Qu'il soit rosso, bianco, rosé ou extra dry, sans compter le cocktail de James Bond ou celui d'Hemingway, Martini est le numéro un mondial du vermouth.
Une place, toujours convoitée mais jamais ravie depuis plus d'un siècle. "L'apéritif de renommée mondiale", comme le rappelle une réclame des années 1950, aurait pu avoir pour nom Rossi et non celui de Martini car c'est au premier qu'il doit sa recette et à ses descendants, son développement dans le monde entier. 1847 : quatre hommes d'affaires italiens, Clemente Michael, Carlo Re, Agnelli et Baudino s'associent au sein de la Distilleria Nazionale di Spirito di Vino pour produire du vin, des spiritueux et du vermouth. Le contexte économique est favorable. Portée par le mouvement d'unité italienne, le Risorgimento, l'industrie du vermouth stimule l'économie du Piemont.

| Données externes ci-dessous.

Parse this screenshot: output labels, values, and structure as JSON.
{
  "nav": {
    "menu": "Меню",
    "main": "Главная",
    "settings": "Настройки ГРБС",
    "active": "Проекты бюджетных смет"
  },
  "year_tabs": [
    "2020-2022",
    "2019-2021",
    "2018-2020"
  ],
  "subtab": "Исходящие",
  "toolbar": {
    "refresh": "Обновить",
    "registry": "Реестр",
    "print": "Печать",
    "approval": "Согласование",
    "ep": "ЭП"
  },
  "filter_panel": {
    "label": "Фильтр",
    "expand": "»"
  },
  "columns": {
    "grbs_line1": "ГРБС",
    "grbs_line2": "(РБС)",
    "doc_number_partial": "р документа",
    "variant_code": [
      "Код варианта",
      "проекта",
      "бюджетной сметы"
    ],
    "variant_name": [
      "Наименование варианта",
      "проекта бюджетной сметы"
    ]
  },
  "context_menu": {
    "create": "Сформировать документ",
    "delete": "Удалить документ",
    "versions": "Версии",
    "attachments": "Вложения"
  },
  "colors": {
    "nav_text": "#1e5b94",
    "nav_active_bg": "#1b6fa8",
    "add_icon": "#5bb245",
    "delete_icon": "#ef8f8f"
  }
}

A tel point que, depuis 1840, sur décision du roi Charles Albert, un registre recense les producteurs accrédités à Turin et dans les collines environnantes.
L'équipe fondatrice s'étoffe avec un trio dont deux noms vont bâtir la légende de la marque : l'agent commercial Alessandro Martini (propriétaire, depuis 1830, d'une petite exploitation de vins située dans les environs de Turin, achetée au grand-père d'Agnelli, fondateur de la Fiat), le comptable Teofilo Sola et Luigi Rossi. Ce dernier, herboriste et vinificateur, crée un vermouth, à base de vin, d'herbes et d'aromates, mélanges subtils d'amertume et de douceur. Son succès est tel que, pour remercier son créateur, Alessandro Martini fait entrer, à la fin des années 1850, Luigi Rossi au sein de la direction de l'entreprise.
Preuve que la Distilleria Nazionale di Spirito di Vino offre des produits de qualité, San Salvatore Monferrato accueille une distillerie et des succursales s'ouvrent à Gènes, Cagliari et Narbonne.